Question

a motor car is moving with a velocity of 108 kilometre per hour and it takes 4 second to stop after the break are applied. calculate the force exerted by the breaks in Motor car is if its mass along with the passenger is 1000 kg ​

Answer 1

$\huge{\bold{\underline{\underline{....Answer....}}}}$

$\huge{\bold{\underline{Given:-}}}$

u = 108 km/h

u = 108 × 5/18 m/s.

• u = 30 m/s.
• t = 4 seconds.
• v = 0 m/s
• m = 1000 Kg.

$\huge{\bold{\underline{Explanation:-}}}$

As we need to find Force applied for that we need to find acceleration of the motor car.

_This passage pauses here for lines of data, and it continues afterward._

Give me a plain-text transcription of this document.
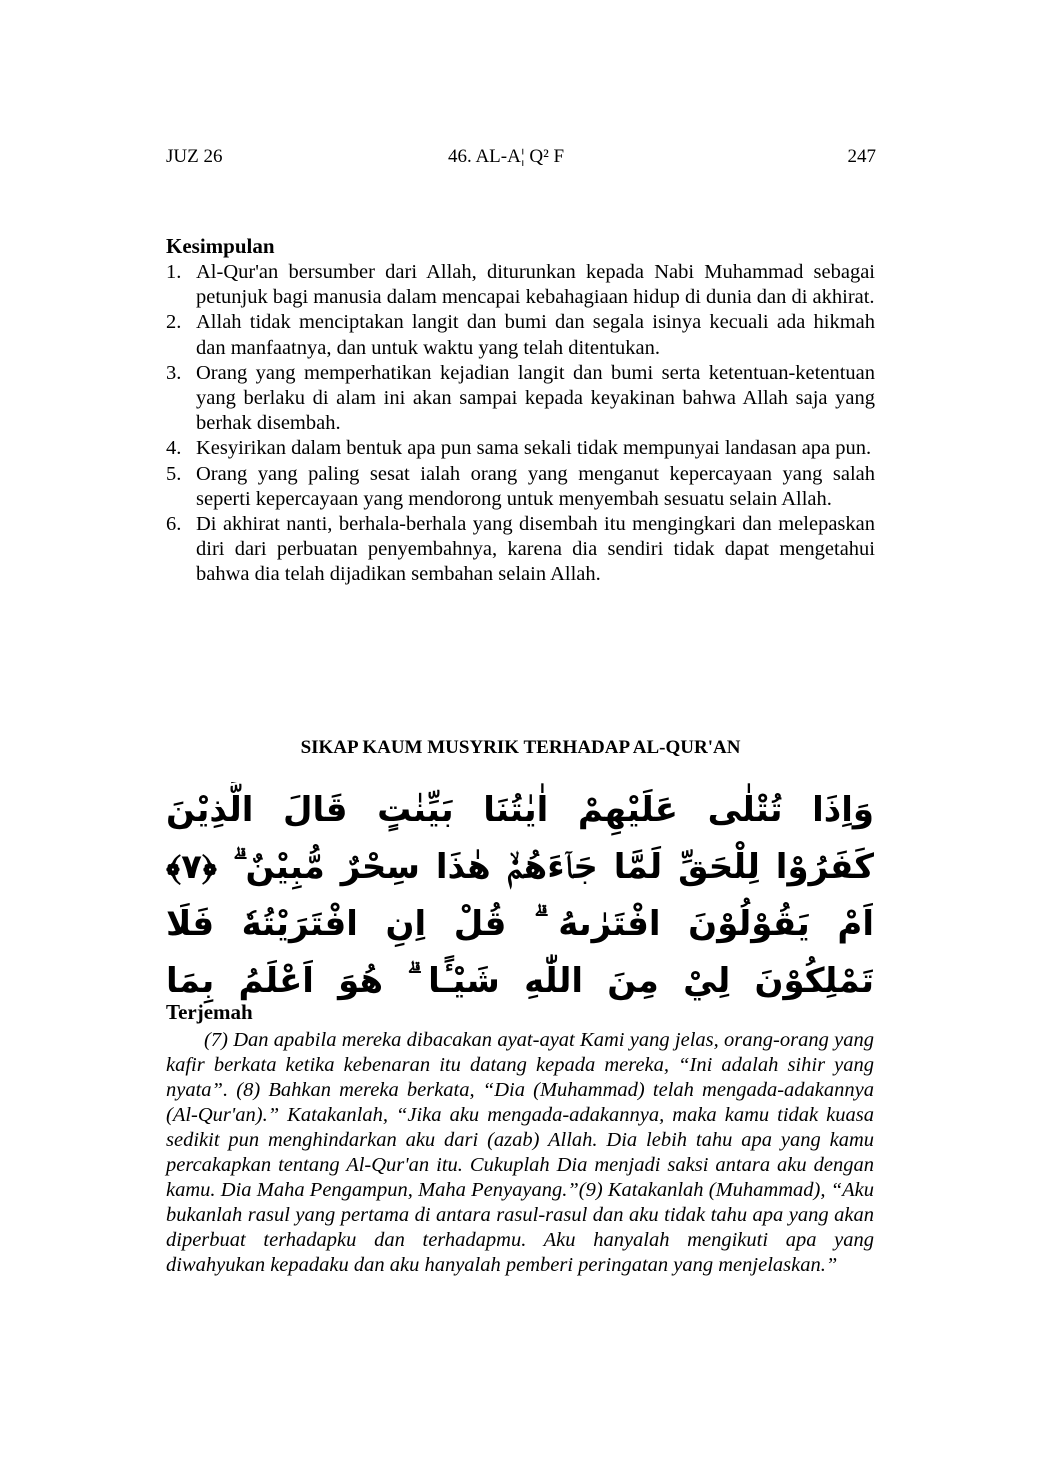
JUZ 26	46. AL-A¦ Q² F	247
Kesimpulan
1. Al-Qur'an bersumber dari Allah, diturunkan kepada Nabi Muhammad sebagai petunjuk bagi manusia dalam mencapai kebahagiaan hidup di dunia dan di akhirat.
2. Allah tidak menciptakan langit dan bumi dan segala isinya kecuali ada hikmah dan manfaatnya, dan untuk waktu yang telah ditentukan.
3. Orang yang memperhatikan kejadian langit dan bumi serta ketentuan-ketentuan yang berlaku di alam ini akan sampai kepada keyakinan bahwa Allah saja yang berhak disembah.
4. Kesyirikan dalam bentuk apa pun sama sekali tidak mempunyai landasan apa pun.
5. Orang yang paling sesat ialah orang yang menganut kepercayaan yang salah seperti kepercayaan yang mendorong untuk menyembah sesuatu selain Allah.
6. Di akhirat nanti, berhala-berhala yang disembah itu mengingkari dan melepaskan diri dari perbuatan penyembahnya, karena dia sendiri tidak dapat mengetahui bahwa dia telah dijadikan sembahan selain Allah.
SIKAP KAUM MUSYRIK TERHADAP AL-QUR'AN
وَاِذَا تُتْلٰى عَلَيْهِمْ اٰيٰتُنَا بَيِّنٰتٍ قَالَ الَّذِيْنَ كَفَرُوْا لِلْحَقِّ لَمَّا جَاۤءَهُمْۙ هٰذَا سِحْرٌ مُّبِيْنٌ ۗ ﴿٧﴾ اَمْ يَقُوْلُوْنَ افْتَرٰىهُ ۗ قُلْ اِنِ افْتَرَيْتُهٗ فَلَا تَمْلِكُوْنَ لِيْ مِنَ اللّٰهِ شَيْـًٔا ۗ هُوَ اَعْلَمُ بِمَا
Terjemah

(7) Dan apabila mereka dibacakan ayat-ayat Kami yang jelas, orang-orang yang kafir berkata ketika kebenaran itu datang kepada mereka, “Ini adalah sihir yang nyata”. (8) Bahkan mereka berkata, “Dia (Muhammad) telah mengada-adakannya (Al-Qur'an).” Katakanlah, “Jika aku mengada-adakannya, maka kamu tidak kuasa sedikit pun menghindarkan aku dari (azab) Allah. Dia lebih tahu apa yang kamu percakapkan tentang Al-Qur'an itu. Cukuplah Dia menjadi saksi antara aku dengan kamu. Dia Maha Pengampun, Maha Penyayang.”(9) Katakanlah (Muhammad), “Aku bukanlah rasul yang pertama di antara rasul-rasul dan aku tidak tahu apa yang akan diperbuat terhadapku dan terhadapmu. Aku hanyalah mengikuti apa yang diwahyukan kepadaku dan aku hanyalah pemberi peringatan yang menjelaskan.”
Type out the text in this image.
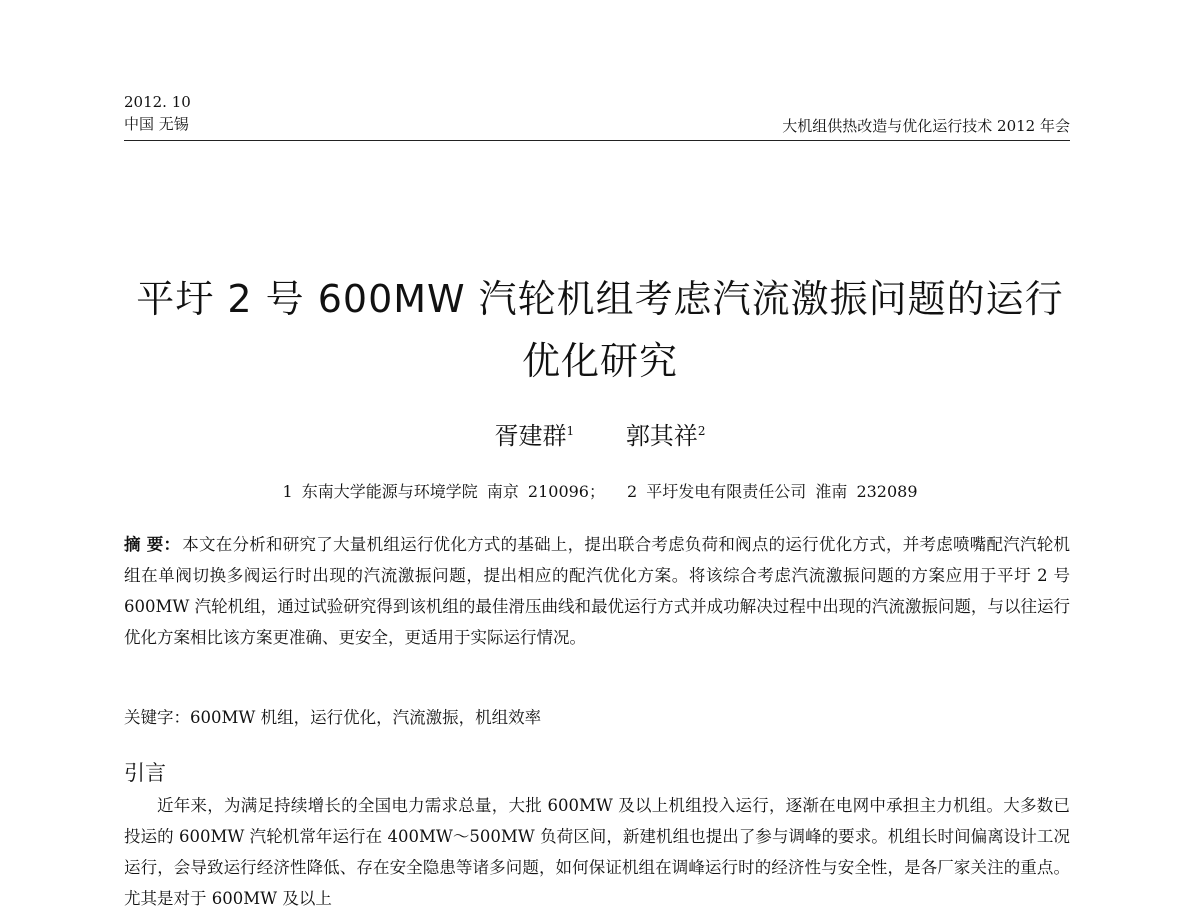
2012. 10
中国 无锡	大机组供热改造与优化运行技术 2012 年会
平圩 2 号 600MW 汽轮机组考虑汽流激振问题的运行优化研究
胥建群$^1$ 郭其祥$^2$
1 东南大学能源与环境学院 南京 210096； 2 平圩发电有限责任公司 淮南 232089
摘 要： 本文在分析和研究了大量机组运行优化方式的基础上，提出联合考虑负荷和阀点的运行优化方式，并考虑喷嘴配汽汽轮机组在单阀切换多阀运行时出现的汽流激振问题，提出相应的配汽优化方案。将该综合考虑汽流激振问题的方案应用于平圩 2 号 600MW 汽轮机组，通过试验研究得到该机组的最佳滑压曲线和最优运行方式并成功解决过程中出现的汽流激振问题，与以往运行优化方案相比该方案更准确、更安全，更适用于实际运行情况。
关键字：600MW 机组，运行优化，汽流激振，机组效率
引言
近年来，为满足持续增长的全国电力需求总量，大批 600MW 及以上机组投入运行，逐渐在电网中承担主力机组。大多数已投运的 600MW 汽轮机常年运行在 400MW～500MW 负荷区间，新建机组也提出了参与调峰的要求。机组长时间偏离设计工况运行，会导致运行经济性降低、存在安全隐患等诸多问题，如何保证机组在调峰运行时的经济性与安全性，是各厂家关注的重点。尤其是对于 600MW 及以上
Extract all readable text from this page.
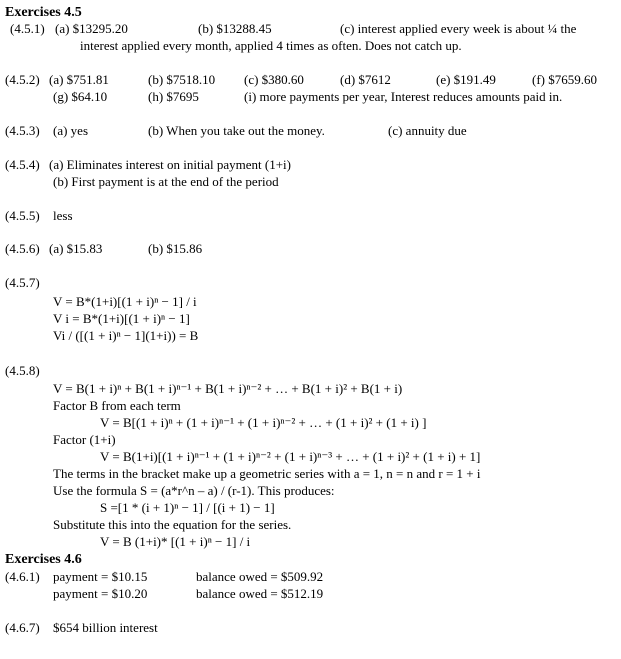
Exercises 4.5
(4.5.1) (a) $13295.20	(b) $13288.45	(c) interest applied every week is about ¼ the
interest applied every month, applied 4 times as often. Does not catch up.
(4.5.2) (a) $751.81	(b) $7518.10 (c) $380.60	(d) $7612	(e) $191.49	(f) $7659.60
(g) $64.10	(h) $7695	(i) more payments per year, Interest reduces amounts paid in.
(4.5.3) (a) yes	(b) When you take out the money.	(c) annuity due
(4.5.4) (a) Eliminates interest on initial payment (1+i)
(b) First payment is at the end of the period
(4.5.5) less
(4.5.6) (a) $15.83	(b) $15.86
(4.5.7)
V = B*(1+i)[(1 + i)ⁿ − 1] / i
V i = B*(1+i)[(1 + i)ⁿ − 1]
Vi / ([(1 + i)ⁿ − 1](1+i)) = B
(4.5.8)
V = B(1 + i)ⁿ + B(1 + i)ⁿ⁻¹ + B(1 + i)ⁿ⁻² + … + B(1 + i)² + B(1 + i)
Factor B from each term
V = B[(1 + i)ⁿ + (1 + i)ⁿ⁻¹ + (1 + i)ⁿ⁻² + … + (1 + i)² + (1 + i) ]
Factor (1+i)
V = B(1+i)[(1 + i)ⁿ⁻¹ + (1 + i)ⁿ⁻² + (1 + i)ⁿ⁻³ + … + (1 + i)² + (1 + i) + 1]
The terms in the bracket make up a geometric series with a = 1, n = n and r = 1 + i
Use the formula S = (a*r^n – a) / (r-1). This produces:
S =[1 * (i + 1)ⁿ − 1] / [(i + 1) − 1]
Substitute this into the equation for the series.
V = B (1+i)* [(1 + i)ⁿ − 1] / i
Exercises 4.6
(4.6.1) payment = $10.15	balance owed = $509.92
payment = $10.20	balance owed = $512.19
(4.6.7) $654 billion interest
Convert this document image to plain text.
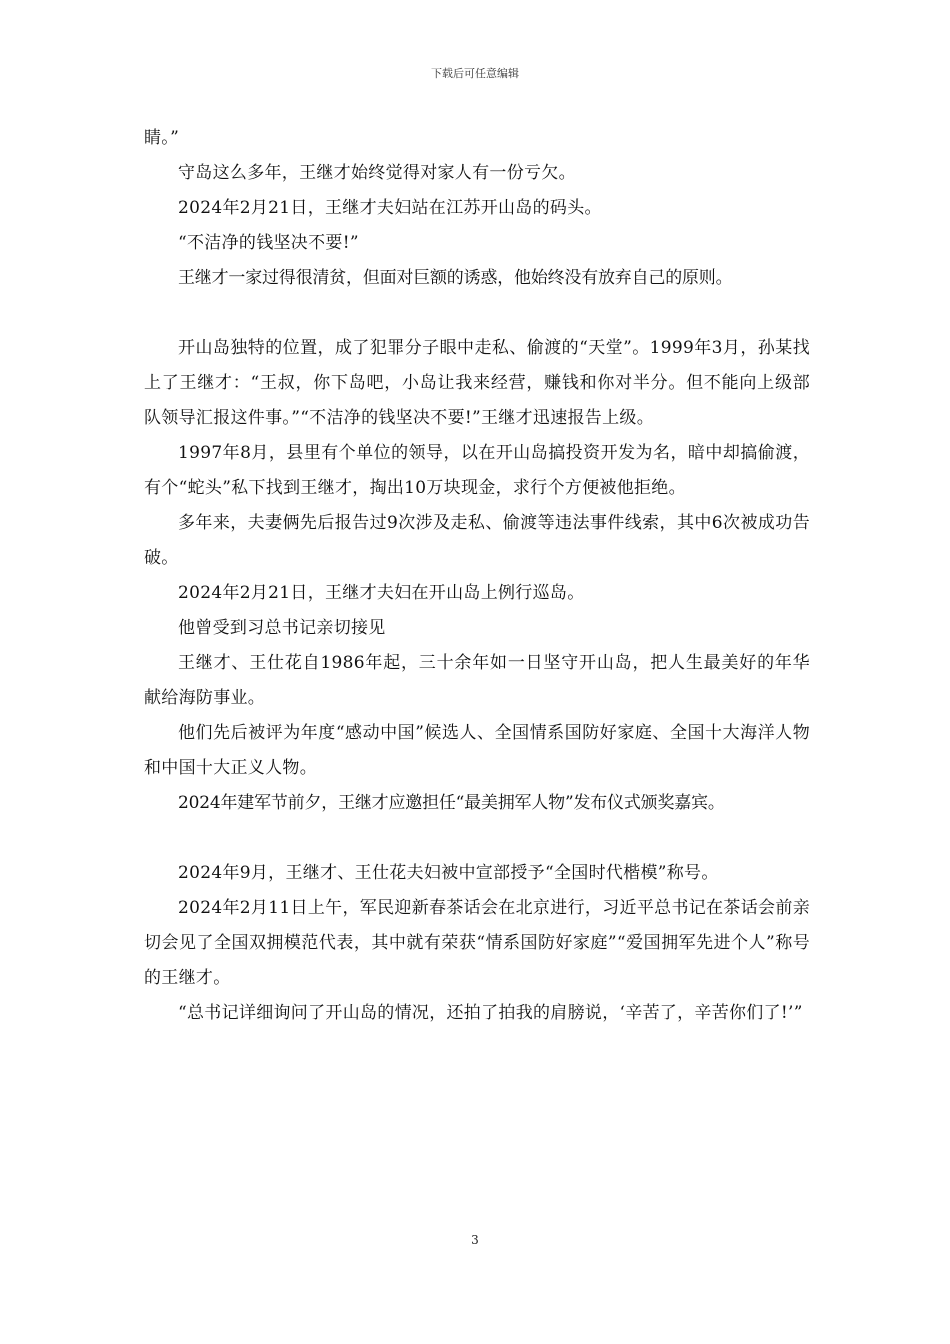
下载后可任意编辑

睛。”

守岛这么多年，王继才始终觉得对家人有一份亏欠。

2024年2月21日，王继才夫妇站在江苏开山岛的码头。

“不洁净的钱坚决不要!”

王继才一家过得很清贫，但面对巨额的诱惑，他始终没有放弃自己的原则。

开山岛独特的位置，成了犯罪分子眼中走私、偷渡的“天堂”。1999年3月，孙某找上了王继才：“王叔，你下岛吧，小岛让我来经营，赚钱和你对半分。但不能向上级部队领导汇报这件事。”“不洁净的钱坚决不要!”王继才迅速报告上级。

1997年8月，县里有个单位的领导，以在开山岛搞投资开发为名，暗中却搞偷渡，有个“蛇头”私下找到王继才，掏出10万块现金，求行个方便被他拒绝。

多年来，夫妻俩先后报告过9次涉及走私、偷渡等违法事件线索，其中6次被成功告破。

2024年2月21日，王继才夫妇在开山岛上例行巡岛。

他曾受到习总书记亲切接见

王继才、王仕花自1986年起，三十余年如一日坚守开山岛，把人生最美好的年华献给海防事业。

他们先后被评为年度“感动中国”候选人、全国情系国防好家庭、全国十大海洋人物和中国十大正义人物。

2024年建军节前夕，王继才应邀担任“最美拥军人物”发布仪式颁奖嘉宾。

2024年9月，王继才、王仕花夫妇被中宣部授予“全国时代楷模”称号。

2024年2月11日上午，军民迎新春茶话会在北京进行，习近平总书记在茶话会前亲切会见了全国双拥模范代表，其中就有荣获“情系国防好家庭”“爱国拥军先进个人”称号的王继才。

“总书记详细询问了开山岛的情况，还拍了拍我的肩膀说，‘辛苦了，辛苦你们了!’”

3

From first kinematics equation.

$\large{\bold{v = u + at}}$

$\large{a = \frac{v - u}{t}}$

Substituting the values.

$\large{a = \frac{0 - 30}{4}}$

$\large{a = - 7.5 m/s^2}$

$\huge{\boxed{\boxed{a = - 7.5 m/s^2 }}}$

Now,applying Newton's second law.

$\large{\bold{F = ma}}$

Substituting the values.

$\large{ F = 1000 \times - 7.5}$

$\large{F = - 7500N}$

$\huge{\boxed{\boxed{F = - 7500N}}}$

Taking only magnitude gives.

☆ F = 7500N.

So,the Force applied by the brakes is 7500N .

The negative sign indicates that it is opposing the motion of the body.